Routes are evaluated top-down. The first route that matches wins. Use priority or explicit ordering to disambiguate overlapping routes. A typical priority stack looks like this:
  1. Specific model override — e.g. “all model = gpt-4o requests go to the Azure pool”.
  2. Per-tenant route — “tenant A uses EU upstreams”.
  3. Per-path route/openai/* goes to the OpenAI upstream set.
  4. Catch-all — everything else falls through to a default pool (or is rejected).
Put the narrowest route first and the catch-all last. If two routes could match the same request, give the one that should win a higher priority.

Typical patterns

PatternMatch onForwards toUse case
Per-providerPath prefix (/openai/*, /anthropic/*)One upstream per providerClean abstraction when each provider is called explicitly.
Per-modelBody field modelDifferent upstreams per model familySame client path, different upstreams per model.
Per-tenantHeader (X-Tenant-Id) or API keyDifferent upstream or pool per tenantQuota, cost, or data-residency isolation.
Per-regionHeader or client IPEU / US / APAC upstream poolsData-residency or latency optimization.
CanaryHeader or % of trafficWeighted pool (90 / 10)Roll out a new provider or model gradually.
ShadowSame match as primaryPrimary plus a secondary upstream, response discardedEval / A/B testing without affecting clients.
Model fallbackAny chat requestPrimary upstream with failover to a secondarySurvive a provider incident without downtime.

Request transformations

Routes can rewrite the request before it hits the upstream. This is how a single client contract keeps working while the actual providers behind it change:
  • Path rewrite/openai/chat on the client becomes /v1/chat/completions on the upstream.
  • Header injection — add provider-specific auth (Authorization: Bearer …) or tracing headers (traceparent).
  • Header stripping — remove client headers that shouldn’t leak upstream.
  • Dialect normalization — translate between provider payload shapes (OpenAI ↔ Anthropic ↔ Bedrock) so your client only ever speaks one format.
  • Payload shaping — inject a system prompt, trim message history, or clamp parameters like temperature / max_tokens.
Response-side transformations work symmetrically — the gateway can strip provider-specific fields or rewrite streaming deltas on the way back to the client.

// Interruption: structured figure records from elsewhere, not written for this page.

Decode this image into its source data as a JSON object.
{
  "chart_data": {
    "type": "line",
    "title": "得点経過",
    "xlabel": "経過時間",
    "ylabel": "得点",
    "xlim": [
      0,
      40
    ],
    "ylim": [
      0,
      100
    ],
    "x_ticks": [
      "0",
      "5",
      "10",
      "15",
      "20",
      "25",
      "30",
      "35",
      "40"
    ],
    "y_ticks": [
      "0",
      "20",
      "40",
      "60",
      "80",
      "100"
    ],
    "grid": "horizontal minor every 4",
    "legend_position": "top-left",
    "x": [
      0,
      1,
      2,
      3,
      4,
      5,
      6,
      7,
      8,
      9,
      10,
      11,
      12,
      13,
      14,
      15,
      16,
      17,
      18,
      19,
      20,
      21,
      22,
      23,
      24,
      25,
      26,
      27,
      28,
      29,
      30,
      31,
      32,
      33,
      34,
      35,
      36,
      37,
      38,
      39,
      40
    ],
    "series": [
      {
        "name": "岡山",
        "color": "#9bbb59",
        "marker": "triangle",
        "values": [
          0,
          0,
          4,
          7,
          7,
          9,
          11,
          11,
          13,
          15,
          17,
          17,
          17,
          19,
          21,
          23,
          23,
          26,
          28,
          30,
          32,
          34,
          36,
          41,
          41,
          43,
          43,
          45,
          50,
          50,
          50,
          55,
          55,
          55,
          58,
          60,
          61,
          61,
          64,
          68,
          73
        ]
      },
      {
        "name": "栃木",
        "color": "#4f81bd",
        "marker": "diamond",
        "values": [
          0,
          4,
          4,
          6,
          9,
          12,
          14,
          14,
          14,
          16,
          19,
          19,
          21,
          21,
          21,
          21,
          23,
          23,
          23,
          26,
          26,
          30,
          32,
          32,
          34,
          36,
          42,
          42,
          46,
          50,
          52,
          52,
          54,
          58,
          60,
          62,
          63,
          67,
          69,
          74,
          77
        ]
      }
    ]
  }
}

Relationship to Runtime Security

The AI Gateway’s routes handle routing and plugin wiring. Security decisions — Allow / Log / Mask / Block — are the responsibility of the Runtime Security layer, typically attached through the Gateway enforcement surface. The handoff looks like this:
  1. Route matches → plugin chain runs → detections emitted.
  2. Runtime Security policies evaluate Where / When against the detections.
  3. Then action is applied — the request is allowed, logged, masked, or blocked.
In other words, routing precedes enforcement. If a request never matches a route, nothing downstream runs — so the default-deny posture for new paths is “add a route that blocks or forwards to a safe upstream”, not “hope no one finds the URL”. The same pipeline applies whether the Gateway surface sits on top of the NeuralTrust AI Gateway or a third-party AI gateway.